Inzwischen wächst der Unmut gegen die zusätzliche Last der Exilierten, wenngleich Petzold keine direkten Aggressionen gegen Christen beobachtet. Etwa zwei Millionen Vertriebene leben in Kurdis-tan, einer Region mit gut acht Millionen Einwohnern; hinzu kommen rund eine Viertelmillion Syrer und neuerdings Sunniten aus Anbar. Die Armutsrate steigt. "Langsam werden die Stimmen lauter, die sagen: Jetzt reicht's", sagt Petzold.
"Die Christen verlieren ihr Vertrauen zum Irak", sagt der Pater. Allen im Kloster wird klar, dass ihr Aufenthalt länger dauern wird. Und wenn sie je nach Karakosch zurückkönnen, ist nicht ausgemacht, ob sie nicht nur ihre Häuser und was vom Eigentum übrig ist verkaufen und weiterziehen. Ein Prozess, so Petzold, den IS nicht ausgelöst hat, sondern nur beschleunigt.
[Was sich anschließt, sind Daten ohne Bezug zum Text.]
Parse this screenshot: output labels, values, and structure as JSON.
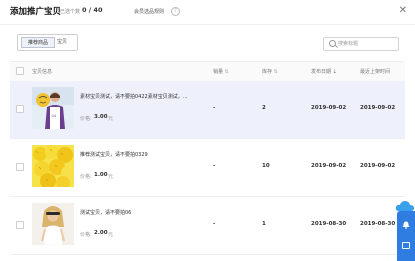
{
  "dialog": {
    "title": "添加推广宝贝",
    "selected_label": "已选个数",
    "selected_count": "0 / 40",
    "rules_link": "会员选品规则"
  },
  "tabs": [
    {
      "label": "推荐商品",
      "active": true
    },
    {
      "label": "宝贝",
      "active": false
    }
  ],
  "search": {
    "placeholder": "搜索标题",
    "value": ""
  },
  "table": {
    "columns": {
      "item": "宝贝信息",
      "sales": "销量",
      "stock": "库存",
      "publish_date": "发布日期",
      "last_listed": "最近上架时间"
    },
    "rows": [
      {
        "title": "素材宝贝测试，请不要拍0422素材宝贝测试，...",
        "price_label": "价格:",
        "price": "3.00",
        "unit": "元",
        "sales": "-",
        "stock": "2",
        "publish_date": "2019-09-02",
        "last_listed": "2019-09-02",
        "highlighted": true
      },
      {
        "title": "推荐测试宝贝，请不要拍0329",
        "price_label": "价格:",
        "price": "1.00",
        "unit": "元",
        "sales": "-",
        "stock": "10",
        "publish_date": "2019-09-02",
        "last_listed": "2019-09-02",
        "highlighted": false
      },
      {
        "title": "测试宝贝，请不要拍06",
        "price_label": "价格:",
        "price": "2.00",
        "unit": "元",
        "sales": "-",
        "stock": "1",
        "publish_date": "2019-08-30",
        "last_listed": "2019-08-30",
        "highlighted": false
      }
    ]
  },
  "colors": {
    "accent": "#2f7de1",
    "highlight_row": "#eef0fb"
  },
  "icons": [
    "help-icon",
    "close-icon",
    "search-icon",
    "sort-icon",
    "bell-icon",
    "message-icon",
    "cloud-icon"
  ]
}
Für manche ist der Gedanke unerträglich, die Heimat könne für immer verloren sein. "Unser Haus war schlicht, aber für uns das wichtigste auf der Welt", sagt Jambat, eine Englischlehrerin. Andere würden nur unter internationalem Schutz zurück nach Karakosch; das Vertrauen zu den früheren muslimischen Nachbarn ist zerbrochen. So oder so sieht Petzold keine schnelle Lösung. Er setzt, als Organisator wie als Seelsorger, auf Integration: Auch in Deutschland, sagt er, "haben Leute 40 Jahre lang gewartet, bis sie nach Hause konnten".